- Abbreviation: IFFEC
- Classification: Evangelical Christianity (Pietistic and Radical Pietistic)
- Region: 33 countries
- Headquarters: Witten, Germany
- Origin: 1948
- Members: 700,000
- Official website: iffec.org

= International Federation of Free Evangelical Churches =

Federation of minor Protestant denominations

International Federation of Free Evangelical Churches (IFFEC) is an international federation of evangelical free churches that trace their roots to the Radical Pietist movement (which split off/diverged from Pietistic Lutheranism). The member federations predominantly originate from Europe and the Americas.

==History==
The history of the Federation has roots in a 19th century European pietist movement. IFFEC was founded in Bern, Switzerland, in 1948 by unions of free evangelical churches from various countries.

==Statistics==
According to a census published by the association in 2023, it had 31 national member associations, with 700,000 members in 33 countries.

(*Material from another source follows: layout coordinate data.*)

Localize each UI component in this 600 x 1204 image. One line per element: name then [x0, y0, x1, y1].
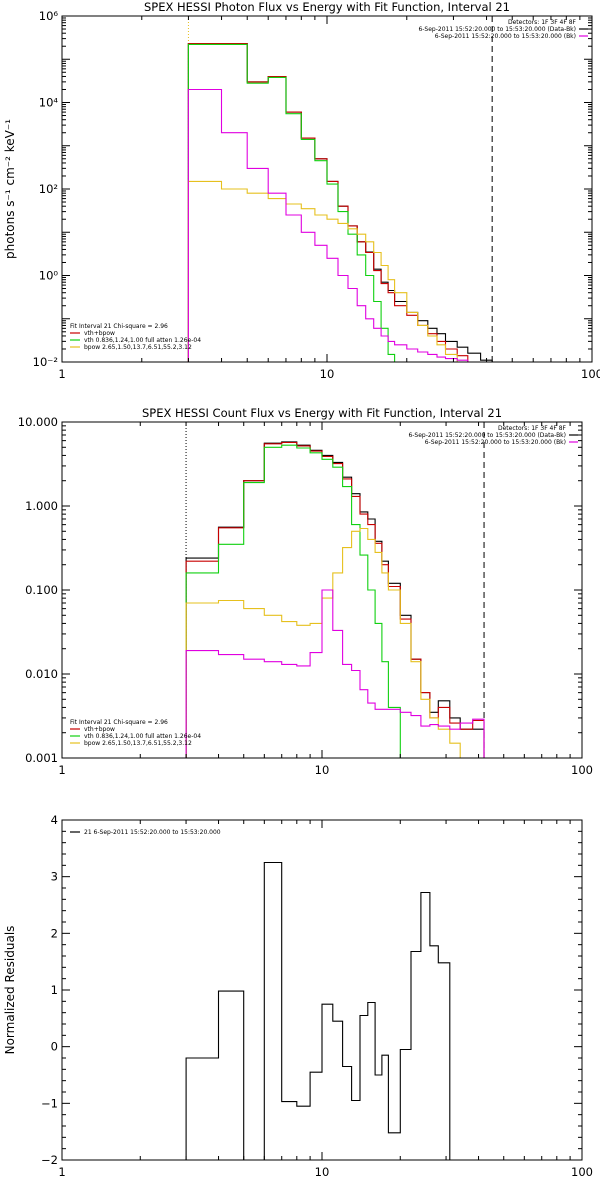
chart-title: SPEX HESSI Count Flux vs Energy with Fit…: [142, 406, 502, 420]
y-tick-label: 4: [51, 813, 58, 827]
header-annotation: 6-Sep-2011 15:52:20.000 to 15:53:20.000 …: [425, 439, 566, 446]
series-bpow: [187, 180, 493, 363]
y-tick-label: −1: [41, 1096, 58, 1110]
header-annotation: 6-Sep-2011 15:52:20.000 to 15:53:20.000 …: [418, 26, 576, 33]
x-tick-label: 10: [315, 763, 330, 777]
y-tick-label: −2: [41, 1153, 58, 1167]
series-total: [185, 441, 485, 758]
x-tick-label: 1: [58, 1165, 65, 1179]
y-tick-label: 0: [51, 1040, 58, 1054]
y-tick-label: 0.100: [25, 583, 58, 597]
y-tick-label: 2: [51, 926, 58, 940]
y-tick-label: 10⁻²: [33, 355, 58, 369]
legend-entry: vth+bpow: [84, 330, 115, 337]
y-tick-label: 10⁴: [39, 96, 59, 110]
legend-entry: Fit Interval 21 Chi-square = 2.96: [70, 323, 168, 330]
y-tick-label: 3: [51, 870, 58, 884]
legend-entry: Fit Interval 21 Chi-square = 2.96: [70, 719, 168, 726]
x-tick-label: 1: [58, 763, 65, 777]
series-residuals: [185, 861, 451, 1161]
x-tick-label: 10: [315, 1165, 330, 1179]
legend-entry: vth 0.836,1.24,1.00 full atten 1.26e-04: [84, 733, 201, 740]
legend-entry: vth+bpow: [84, 726, 115, 733]
header-annotation: Detectors: 1F 3F 4F 8F: [498, 425, 567, 432]
chart-title: SPEX HESSI Photon Flux vs Energy with Fi…: [144, 0, 510, 14]
x-tick-label: 100: [571, 763, 593, 777]
residuals-panel: 1 10 100 −2 −1 0 1 2 3 4 Normalized Residuals 21 6-…: [3, 813, 593, 1179]
series-bpow: [185, 527, 484, 759]
count-flux-panel: 1 10 100 0.001 0.010 0.100 1.000 10.000 SPEX HES…: [18, 406, 593, 777]
y-tick-label: 1: [51, 983, 58, 997]
y-tick-label: 0.001: [25, 751, 58, 765]
header-annotation: Detectors: 1F 3F 4F 8F: [508, 19, 577, 26]
photon-flux-panel: 1 10 100 10⁻² 10⁰ 10² 10⁴ 10⁶ SPEX HESSI Photon …: [3, 0, 600, 381]
x-tick-label: 10: [320, 367, 335, 381]
y-axis-label: photons s⁻¹ cm⁻² keV⁻¹: [3, 119, 17, 259]
y-tick-label: 10.000: [18, 415, 58, 429]
x-tick-label: 100: [571, 1165, 593, 1179]
x-tick-label: 100: [581, 367, 600, 381]
legend-entry: 21 6-Sep-2011 15:52:20.000 to 15:53:20.0…: [84, 829, 221, 836]
y-tick-label: 10⁶: [39, 9, 59, 23]
series-background: [187, 88, 493, 363]
y-tick-label: 10⁰: [39, 269, 59, 283]
series-background: [185, 589, 485, 758]
legend-entry: bpow 2.65,1.50,13.7,6.51,55.2,3.12: [84, 740, 192, 747]
legend-entry: bpow 2.65,1.50,13.7,6.51,55.2,3.12: [84, 344, 192, 351]
y-tick-label: 10²: [39, 182, 58, 196]
header-annotation: 6-Sep-2011 15:52:20.000 to 15:53:20.000 …: [435, 33, 576, 40]
y-axis-label: Normalized Residuals: [3, 926, 17, 1055]
legend-entry: vth 0.836,1.24,1.00 full atten 1.26e-04: [84, 337, 201, 344]
y-tick-label: 1.000: [25, 499, 58, 513]
header-annotation: 6-Sep-2011 15:52:20.000 to 15:53:20.000 …: [408, 432, 566, 439]
x-tick-label: 1: [58, 367, 65, 381]
y-tick-label: 0.010: [25, 667, 58, 681]
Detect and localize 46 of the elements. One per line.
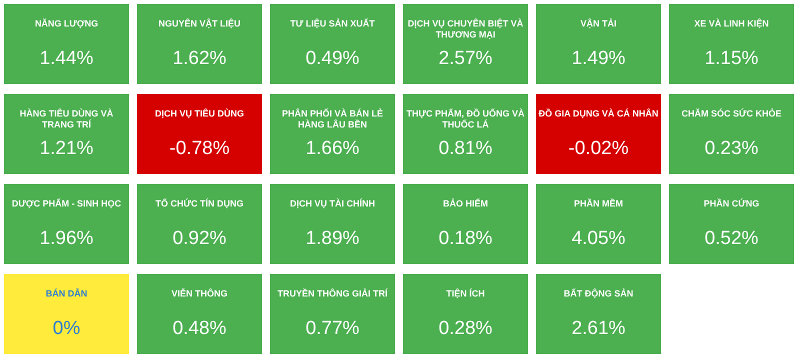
category-label: PHÂN PHỐI VÀ BÁN LẺ HÀNG LÂU BỀN — [282, 107, 384, 130]
data-label: 0.23% — [704, 138, 759, 160]
category-label: PHẦN MỀM — [574, 197, 623, 208]
data-label: 1.44% — [40, 48, 94, 70]
category-label: XE VÀ LINH KIỆN — [694, 17, 769, 28]
data-label: 1.15% — [704, 48, 759, 70]
category-label: PHẦN CỨNG — [704, 197, 760, 208]
data-label: 0.48% — [172, 318, 227, 340]
category-label: THỰC PHẨM, ĐỒ UỐNG VÀ THUỐC LÁ — [406, 107, 525, 130]
category-label: VẬN TẢI — [580, 17, 616, 28]
category-label: BÁN DẪN — [46, 287, 88, 298]
category-label: TRUYỀN THÔNG GIẢI TRÍ — [278, 287, 388, 298]
category-label: TỔ CHỨC TÍN DỤNG — [156, 197, 244, 208]
category-label: ĐỒ GIA DỤNG VÀ CÁ NHÂN — [538, 107, 658, 118]
data-label: 0.77% — [306, 318, 360, 340]
data-label: 1.66% — [306, 138, 360, 160]
data-label: 0.92% — [172, 228, 227, 250]
data-label: 0.49% — [306, 48, 360, 70]
category-label: TIỆN ÍCH — [446, 287, 485, 298]
data-label: -0.78% — [169, 138, 230, 160]
data-label: 0% — [52, 318, 80, 340]
category-label: BẢO HIỂM — [443, 197, 488, 208]
category-label: DỊCH VỤ CHUYÊN BIỆT VÀ THƯƠNG MẠI — [408, 17, 524, 40]
category-label: DỊCH VỤ TÀI CHÍNH — [290, 198, 375, 208]
category-label: VIỄN THÔNG — [171, 287, 228, 298]
data-label: 1.49% — [572, 48, 626, 70]
category-label: DƯỢC PHẨM - SINH HỌC — [12, 197, 122, 208]
category-label: HÀNG TIÊU DÙNG VÀ TRANG TRÍ — [20, 107, 114, 130]
data-label: 0.28% — [438, 318, 493, 340]
data-label: 2.57% — [438, 48, 493, 70]
category-label: DỊCH VỤ TIÊU DÙNG — [154, 107, 244, 118]
data-label: 1.89% — [306, 228, 360, 250]
category-label: BẤT ĐỘNG SẢN — [564, 287, 634, 298]
data-label: 4.05% — [572, 228, 626, 250]
data-label: 2.61% — [572, 318, 626, 340]
category-label: NĂNG LƯỢNG — [34, 18, 98, 28]
data-label: 0.18% — [438, 228, 493, 250]
category-label: NGUYÊN VẬT LIỆU — [158, 17, 241, 28]
data-label: -0.02% — [568, 138, 629, 160]
data-label: 1.21% — [40, 138, 94, 160]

The two largest member federations are the Evangelical Covenant Church and the Evangelical Free Church of America in the United States. The two largest European federations are Uniting Church in Sweden and Bund Freier Evangelischer Gemeinden, Germany. The two largest federations in Asia are both in India, Evangelical Free Church of India, and Hindustani Covenant Church.

==Beliefs==
The Federation has a confession of faith based on the beliefs of the Believers' Church.